When I could look, instead of looking at Instagram or Facebook I read the news or played a game or even made something. The first night without it I found my brain coming up with lots of ideas, funnily enough for comedy sketches. You may not know this about me but about 10 years ago I ran a comedy night with a friend. It was an incredibly formative time. I haven’t written a sketch in years, at the time my head was coming up with them left right and center, observing people. Suddenly I had the urge to develop characters again. Perhaps when your on social media all the time your brain is too busy to fully process some observations? Just a theory. And for me writing about them is so fulfilling.
I felt a sense of freedom. Not having to “report back” on the things I was doing. I still couldn’t help myself when it came to taking photos “recording my life” but I don’t post any of them. Which was somehow different.
People often say to me when I'm taking a personal photo “this isn’t going on Instagram is it?!” Which is sweet, because (when this was recently said at a wedding) a drunk photo of my friends really isn’t my Instagram style, (haha) but it is weirdly a genuine concern with friends.
When you share your everyday with others I believe it can reduce communication with your real world friends. I think they read so much about you that they don’t feel they need to connect with you as much to find out this info. It’s being played out for them. Meeting up, they know on the surface what you’ve been doing. Which is funny because I (and I’ve had this conversation with other bloggers) never see it like that. For me it’s just me and my phone chatting about my life, I almost forget anyone's listening or even interested.

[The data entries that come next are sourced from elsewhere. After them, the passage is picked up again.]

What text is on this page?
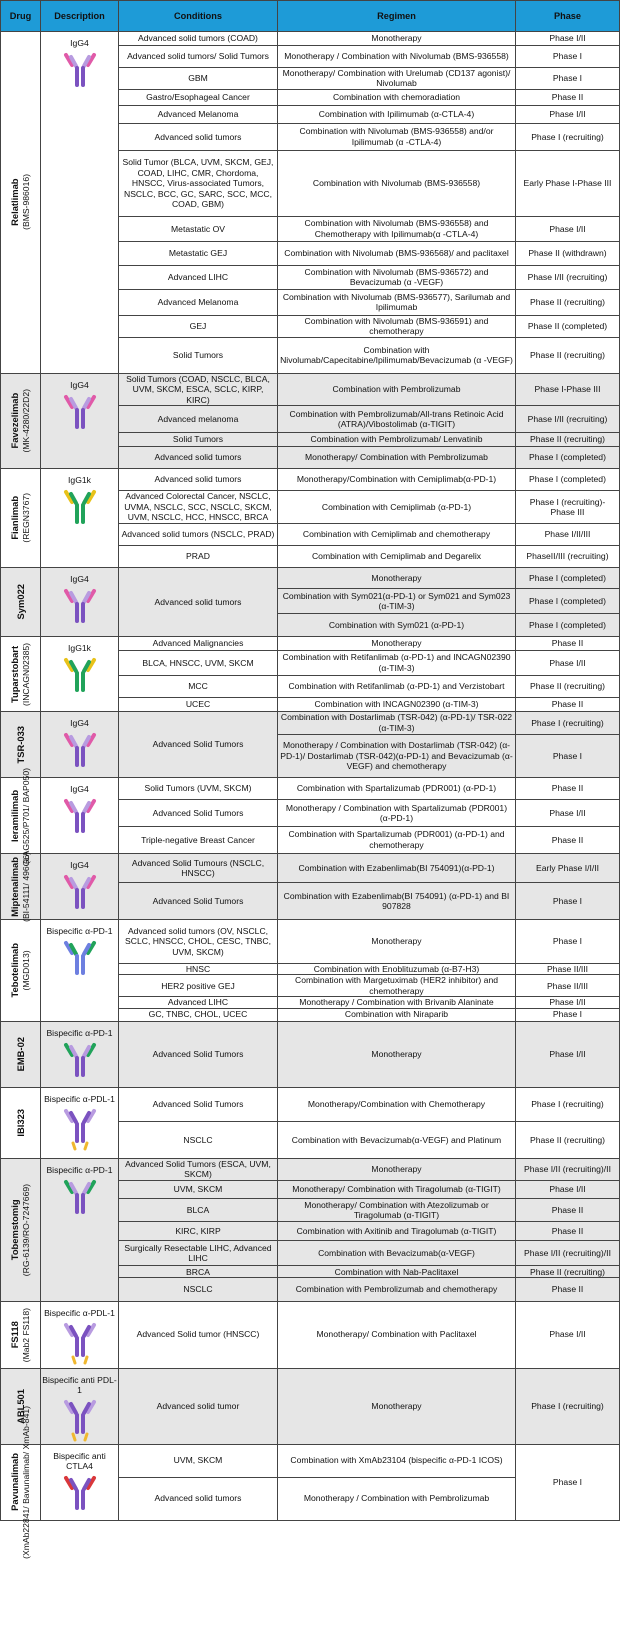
Drug	Description	Conditions	Regimen	Phase

Relatlimab
(BMS-986016)	IgG4	Advanced solid tumors (COAD)	Monotherapy	Phase I/II
		Advanced solid tumors/ Solid Tumors	Monotherapy / Combination with Nivolumab (BMS-936558)	Phase I
		GBM	Monotherapy/ Combination with Urelumab (CD137 agonist)/ Nivolumab	Phase I
		Gastro/Esophageal Cancer	Combination with chemoradiation	Phase II
		Advanced Melanoma	Combination with Ipilimumab (α-CTLA-4)	Phase I/II
		Advanced solid tumors	Combination with Nivolumab (BMS-936558) and/or Ipilimumab (α -CTLA-4)	Phase I (recruiting)
		Solid Tumor (BLCA, UVM, SKCM, GEJ, COAD, LIHC, CMR, Chordoma, HNSCC, Virus-associated Tumors, NSCLC, BCC, GC, SARC, SCC, MCC, COAD, GBM)	Combination with Nivolumab (BMS-936558)	Early Phase I-Phase III
		Metastatic OV	Combination with Nivolumab (BMS-936558) and Chemotherapy with Ipilimumab(α -CTLA-4)	Phase I/II
		Metastatic GEJ	Combination with Nivolumab (BMS-936568)/ and paclitaxel	Phase II (withdrawn)
		Advanced LIHC	Combination with Nivolumab (BMS-936572) and Bevacizumab (α -VEGF)	Phase I/II (recruiting)
		Advanced Melanoma	Combination with Nivolumab (BMS-936577), Sarilumab and Ipilimumab	Phase II (recruiting)
		GEJ	Combination with Nivolumab (BMS-936591) and chemotherapy	Phase II (completed)
		Solid Tumors	Combination with Nivolumab/Capecitabine/Ipilimumab/Bevacizumab (α -VEGF)	Phase II (recruiting)

Favezelimab
(MK-4280/22D2)	IgG4	Solid Tumors (COAD, NSCLC, BLCA, UVM, SKCM, ESCA, SCLC, KIRP, KIRC)	Combination with Pembrolizumab	Phase I-Phase III
		Advanced melanoma	Combination with Pembrolizumab/All-trans Retinoic Acid (ATRA)/Vibostolimab (α-TIGIT)	Phase I/II (recruiting)
		Solid Tumors	Combination with Pembrolizumab/ Lenvatinib	Phase II (recruiting)
		Advanced solid tumors	Monotherapy/ Combination with Pembrolizumab	Phase I (completed)

Fianlimab
(REGN3767)	IgG1k	Advanced solid tumors	Monotherapy/Combination with Cemiplimab(α-PD-1)	Phase I (completed)
		Advanced Colorectal Cancer, NSCLC, UVMA, NSCLC, SCC, NSCLC, SKCM, UVM, NSCLC, HCC, HNSCC, BRCA	Combination with Cemiplimab (α-PD-1)	Phase I (recruiting)-Phase III
		Advanced solid tumors (NSCLC, PRAD)	Combination with Cemiplimab and chemotherapy	Phase I/II/III
		PRAD	Combination with Cemiplimab and Degarelix	PhaseII/III (recruiting)

Sym022	IgG4	Advanced solid tumors	Monotherapy	Phase I (completed)
			Combination with Sym021(α-PD-1) or Sym021 and Sym023 (α-TIM-3)	Phase I (completed)
			Combination with Sym021 (α-PD-1)	Phase I (completed)

Tuparstobart
(INCAGN02385)	IgG1k	Advanced Malignancies	Monotherapy	Phase II
		BLCA, HNSCC, UVM, SKCM	Combination with Retifanlimab (α-PD-1) and INCAGN02390 (α-TIM-3)	Phase I/II
		MCC	Combination with Retifanlimab (α-PD-1) and Verzistobart	Phase II (recruiting)
		UCEC	Combination with INCAGN02390 (α-TIM-3)	Phase II

TSR-033	IgG4	Advanced Solid Tumors	Combination with Dostarlimab (TSR-042) (α-PD-1)/ TSR-022 (α-TIM-3)	Phase I (recruiting)
			Monotherapy / Combination with Dostarlimab (TSR-042) (α-PD-1)/ Dostarlimab (TSR-042)(α-PD-1) and Bevacizumab (α-VEGF) and chemotherapy	Phase I

Ieramilimab
(LAG525/P701/ BAP050)	IgG4	Solid Tumors (UVM, SKCM)	Combination with Spartalizumab (PDR001) (α-PD-1)	Phase II
		Advanced Solid Tumors	Monotherapy / Combination with Spartalizumab (PDR001) (α-PD-1)	Phase I/II
		Triple-negative Breast Cancer	Combination with Spartalizumab (PDR001) (α-PD-1) and chemotherapy	Phase II

Miptenalimab
(BI-54111/ 496G6)	IgG4	Advanced Solid Tumours (NSCLC, HNSCC)	Combination with Ezabenlimab(BI 754091)(α-PD-1)	Early Phase I/I/II
		Advanced Solid Tumors	Combination with Ezabenlimab(BI 754091) (α-PD-1) and BI 907828	Phase I

Tebotelimab
(MGD013)	Bispecific α-PD-1	Advanced solid tumors (OV, NSCLC, SCLC, HNSCC, CHOL, CESC, TNBC, UVM, SKCM)	Monotherapy	Phase I
		HNSC	Combination with Enoblituzumab (α-B7-H3)	Phase II/III
		HER2 positive GEJ	Combination with Margetuximab (HER2 inhibitor) and chemotherapy	Phase II/III
		Advanced LIHC	Monotherapy / Combination with Brivanib Alaninate	Phase I/II
		GC, TNBC, CHOL, UCEC	Combination with Niraparib	Phase I

EMB-02	Bispecific α-PD-1	Advanced Solid Tumors	Monotherapy	Phase I/II

IBI323	Bispecific α-PDL-1	Advanced Solid Tumors	Monotherapy/Combination with Chemotherapy	Phase I (recruiting)
		NSCLC	Combination with Bevacizumab(α-VEGF) and Platinum	Phase II (recruiting)

Tobemstomig
(RG-6139/RO-7247669)	Bispecific α-PD-1	Advanced Solid Tumors (ESCA, UVM, SKCM)	Monotherapy	Phase I/II (recruiting)/II
		UVM, SKCM	Monotherapy/ Combination with Tiragolumab (α-TIGIT)	Phase I/II
		BLCA	Monotherapy/ Combination with Atezolizumab or Tiragolumab (α-TIGIT)	Phase II
		KIRC, KIRP	Combination with Axitinib and Tiragolumab (α-TIGIT)	Phase II
		Surgically Resectable LIHC, Advanced LIHC	Combination with Bevacizumab(α-VEGF)	Phase I/II (recruiting)/II
		BRCA	Combination with Nab-Paclitaxel	Phase II (recruiting)
		NSCLC	Combination with Pembrolizumab and chemotherapy	Phase II

FS118
(Mab2 FS118)	Bispecific α-PDL-1	Advanced Solid tumor (HNSCC)	Monotherapy/ Combination with Paclitaxel	Phase I/II

ABL501	Bispecific anti PDL-1	Advanced solid tumor	Monotherapy	Phase I (recruiting)

Pavunalimab
(XmAb22841/ Bavunalimab/ XmAb-841)	Bispecific anti CTLA4	UVM, SKCM	Combination with XmAb23104 (bispecific α-PD-1 ICOS)	Phase I
		Advanced solid tumors	Monotherapy / Combination with Pembrolizumab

So what did I gain from my break? I defiantly was so much more engaged in what was going on in the room. Playing with my son, chatting and entertaining the family.
Laying in bed of an evening talking to my husband instead of us both on our phones. It’s nice!
I had more time to focus on making projects, I have a lot coming up and it was nice to think about them before I did them. I genuinely have to be doing something with my hands at most times, which contributes massively to my epic craft output!
After the week, I had noticed a few changes to my account. Firstly my followers had dropped by over 50! Some people obviously had no time for no posts!!
Additional drawbacks were; I did find myself looking more at clothes online. I didn’t weirdly feel hungrier (is that normal?).
So would I do it again? Defiantly. Will it inspire me to only use my phone for social media at certain times of day? Defiantly. Will it stop me using it? Never. Instagram, Instagram friends, I love interacting with you. It has bought me a lot and it’s my passion. I’m proud of what I have achieved and love sharing my ideas with the world. But maybe by quitting and giving my mind some time to breathe you’ll see something creatively new from me.